Samsung is among the leading smartphones that has quickly endorsed on fifth generation telecommunication networks but Huawei is expected to bolster sales of its 5G-enabled smartphones and equipment by this year, influencing its huge home market.
Tom Kang, analyst at Counterpoint said that Samsung’s reshuffle portrays a coping behaviour due to the potential market change due to new technology. The young executive is likely decisive and will swiftly respond to the changes that defend Samsung’s lead from Huawei.
The latest data from Counterpoint showed that Samsung, long-time smartphone leader held 21% shares in market during the third quarter and Huawei closed at 18%. This occurred even after Huawei was prohibited in May from doing business with numerous U.S. firms, hindering its access to technology such as Alphabet Inc.’s Android.
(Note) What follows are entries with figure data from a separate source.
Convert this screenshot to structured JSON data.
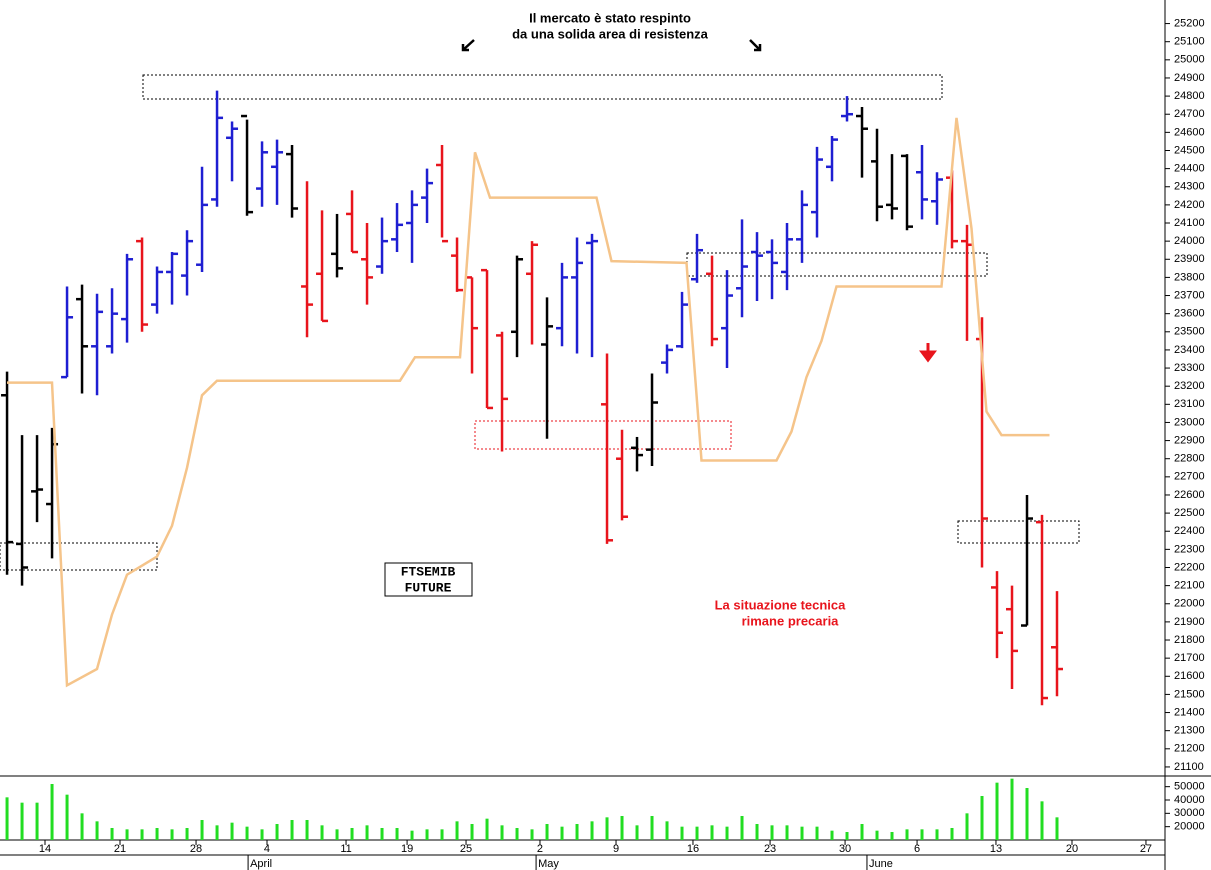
{
  "chart_data": [
    {
      "type": "ohlc",
      "annotations": [
        "Il mercato è stato respinto",
        "da una solida area di resistenza",
        "La situazione tecnica",
        "rimane precaria"
      ],
      "label": [
        "FTSEMIB",
        "FUTURE"
      ],
      "open": [
        23150,
        22330,
        22620,
        22550,
        23250,
        23680,
        23420,
        23420,
        23570,
        24000,
        23650,
        23830,
        23810,
        23870,
        24230,
        24570,
        24690,
        24290,
        24410,
        24480,
        23750,
        23820,
        23930,
        24150,
        23900,
        23860,
        24010,
        24100,
        24240,
        24420,
        23920,
        23800,
        23840,
        23480,
        23500,
        23820,
        23430,
        23520,
        23800,
        23990,
        23100,
        22800,
        22860,
        22850,
        23330,
        23420,
        23790,
        23820,
        23520,
        23740,
        23940,
        23940,
        23830,
        24010,
        24160,
        24410,
        24690,
        24690,
        24440,
        24200,
        24470,
        24380,
        24220,
        24350,
        24000,
        23460,
        22090,
        21970,
        21880,
        22450,
        21760
      ],
      "high": [
        23280,
        22930,
        22930,
        22970,
        23750,
        23760,
        23710,
        23740,
        23930,
        24020,
        23860,
        23940,
        24060,
        24410,
        24830,
        24660,
        24670,
        24550,
        24560,
        24530,
        24330,
        24170,
        24150,
        24280,
        24100,
        24130,
        24210,
        24280,
        24400,
        24530,
        24020,
        23800,
        23840,
        23500,
        23920,
        24000,
        23690,
        23880,
        24020,
        24040,
        23380,
        22960,
        22920,
        23270,
        23430,
        23720,
        24040,
        23920,
        23840,
        24120,
        24050,
        24010,
        24100,
        24280,
        24520,
        24580,
        24800,
        24740,
        24620,
        24480,
        24480,
        24530,
        24380,
        24390,
        24090,
        23580,
        22180,
        22100,
        22600,
        22490,
        22070
      ],
      "low": [
        22160,
        22100,
        22450,
        22250,
        23250,
        23160,
        23150,
        23380,
        23440,
        23500,
        23600,
        23650,
        23700,
        23830,
        24190,
        24330,
        24140,
        24190,
        24200,
        24130,
        23470,
        23560,
        23800,
        23940,
        23650,
        23820,
        23940,
        23880,
        24100,
        24020,
        23720,
        23270,
        23080,
        22840,
        23360,
        23430,
        22910,
        23420,
        23380,
        23360,
        22330,
        22460,
        22730,
        22760,
        23270,
        23410,
        23770,
        23420,
        23300,
        23580,
        23670,
        23680,
        23730,
        23880,
        24020,
        24330,
        24660,
        24350,
        24110,
        24120,
        24060,
        24120,
        24090,
        23960,
        23450,
        22200,
        21700,
        21530,
        21880,
        21440,
        21490
      ],
      "close": [
        22340,
        22200,
        22630,
        22880,
        23580,
        23420,
        23610,
        23600,
        23900,
        23540,
        23830,
        23930,
        24000,
        24200,
        24680,
        24620,
        24160,
        24490,
        24490,
        24180,
        23650,
        23560,
        23850,
        23940,
        23800,
        24000,
        24090,
        24200,
        24320,
        24000,
        23730,
        23520,
        23080,
        23130,
        23900,
        23980,
        23530,
        23800,
        23880,
        24000,
        22350,
        22480,
        22820,
        23110,
        23400,
        23650,
        23950,
        23460,
        23700,
        23860,
        23920,
        23880,
        24010,
        24200,
        24450,
        24560,
        24700,
        24620,
        24190,
        24180,
        24080,
        24230,
        24340,
        24000,
        23980,
        22470,
        21840,
        21740,
        22470,
        21480,
        21640
      ],
      "colors": [
        "#000000",
        "#000000",
        "#000000",
        "#000000",
        "#1e1ed2",
        "#000000",
        "#1e1ed2",
        "#1e1ed2",
        "#1e1ed2",
        "#e8141c",
        "#1e1ed2",
        "#1e1ed2",
        "#1e1ed2",
        "#1e1ed2",
        "#1e1ed2",
        "#1e1ed2",
        "#000000",
        "#1e1ed2",
        "#1e1ed2",
        "#000000",
        "#e8141c",
        "#e8141c",
        "#000000",
        "#e8141c",
        "#e8141c",
        "#1e1ed2",
        "#1e1ed2",
        "#1e1ed2",
        "#1e1ed2",
        "#e8141c",
        "#e8141c",
        "#e8141c",
        "#e8141c",
        "#e8141c",
        "#000000",
        "#e8141c",
        "#000000",
        "#1e1ed2",
        "#1e1ed2",
        "#1e1ed2",
        "#e8141c",
        "#e8141c",
        "#000000",
        "#000000",
        "#1e1ed2",
        "#1e1ed2",
        "#1e1ed2",
        "#e8141c",
        "#1e1ed2",
        "#1e1ed2",
        "#1e1ed2",
        "#1e1ed2",
        "#1e1ed2",
        "#1e1ed2",
        "#1e1ed2",
        "#1e1ed2",
        "#1e1ed2",
        "#000000",
        "#000000",
        "#000000",
        "#000000",
        "#1e1ed2",
        "#1e1ed2",
        "#e8141c",
        "#e8141c",
        "#e8141c",
        "#e8141c",
        "#e8141c",
        "#000000",
        "#e8141c",
        "#e8141c"
      ],
      "line": {
        "color": "#f5c48a",
        "x": [
          0,
          3,
          4,
          6,
          7,
          8,
          10,
          11,
          12,
          13,
          14,
          26.2,
          27.2,
          30.2,
          31.2,
          32.2,
          39.3,
          40.3,
          45.3,
          46.3,
          51.3,
          52.3,
          53.3,
          54.3,
          55.3,
          62.3,
          63.3,
          64.3,
          65.3,
          66.3,
          69.5
        ],
        "values": [
          23220,
          23220,
          21550,
          21640,
          21940,
          22160,
          22260,
          22430,
          22750,
          23150,
          23230,
          23230,
          23360,
          23360,
          24490,
          24240,
          24240,
          23890,
          23880,
          22790,
          22790,
          22950,
          23250,
          23450,
          23750,
          23750,
          24680,
          24070,
          23060,
          22930,
          22930
        ]
      },
      "xlim": [
        -0.47,
        77.2
      ],
      "xticks": [
        {
          "value": 2.53,
          "label": "14"
        },
        {
          "value": 7.53,
          "label": "21"
        },
        {
          "value": 12.6,
          "label": "28"
        },
        {
          "value": 17.33,
          "label": "4"
        },
        {
          "value": 22.6,
          "label": "11"
        },
        {
          "value": 26.67,
          "label": "19"
        },
        {
          "value": 30.6,
          "label": "25"
        },
        {
          "value": 35.53,
          "label": "2"
        },
        {
          "value": 40.6,
          "label": "9"
        },
        {
          "value": 45.73,
          "label": "16"
        },
        {
          "value": 50.87,
          "label": "23"
        },
        {
          "value": 55.87,
          "label": "30"
        },
        {
          "value": 60.67,
          "label": "6"
        },
        {
          "value": 65.93,
          "label": "13"
        },
        {
          "value": 71,
          "label": "20"
        },
        {
          "value": 75.93,
          "label": "27"
        }
      ],
      "months": [
        {
          "value": 16.07,
          "label": "April"
        },
        {
          "value": 35.27,
          "label": "May"
        },
        {
          "value": 57.33,
          "label": "June"
        }
      ],
      "ylim": [
        21050,
        25330
      ],
      "yticks": [
        21100,
        21200,
        21300,
        21400,
        21500,
        21600,
        21700,
        21800,
        21900,
        22000,
        22100,
        22200,
        22300,
        22400,
        22500,
        22600,
        22700,
        22800,
        22900,
        23000,
        23100,
        23200,
        23300,
        23400,
        23500,
        23600,
        23700,
        23800,
        23900,
        24000,
        24100,
        24200,
        24300,
        24400,
        24500,
        24600,
        24700,
        24800,
        24900,
        25000,
        25100,
        25200
      ]
    },
    {
      "type": "bar",
      "color": "#22dd22",
      "values": [
        42000,
        38000,
        38000,
        52000,
        44000,
        30000,
        24000,
        19000,
        18000,
        18000,
        19000,
        18000,
        19000,
        25000,
        21000,
        23000,
        20000,
        18000,
        22000,
        25000,
        25000,
        21000,
        18000,
        19000,
        21000,
        19000,
        19000,
        17000,
        18000,
        18000,
        24000,
        22000,
        26000,
        21000,
        19000,
        18000,
        22000,
        20000,
        22000,
        24000,
        27000,
        28000,
        21000,
        28000,
        24000,
        20000,
        20000,
        21000,
        20000,
        28000,
        22000,
        21000,
        21000,
        20000,
        20000,
        17000,
        16000,
        22000,
        17000,
        16000,
        18000,
        18000,
        18000,
        19000,
        30000,
        43000,
        53000,
        56000,
        49000,
        39000,
        27000
      ],
      "ylim": [
        10000,
        58000
      ],
      "yticks": [
        20000,
        30000,
        40000,
        50000
      ]
    }
  ]
}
Roh Tae-moon is one of the youngest president at 51 and is now appointed as mobile chief of the company due to reshuffle that occurred later than sooner owing to court cases that involved the company’s top executives. Roh has championed Samsung’s shift to expand more handset production which would result in reduced cost and better competition among other lower priced Chinese smartphones from makers such as Huawei.
Roh was formerly head of mobile development and led development of Samsung Galaxy’s mobile devices and now he is assigned to motivate the organisation to deal with the rising competition.
Samsung said that its network business chief, Cheun Kyung-whoon was promoted to president to assist in turning networking into major business for the company. Samsung had a sluggish pattern in the telecom network equipment market but is now pouring resources into business to capitalise due to its security fears.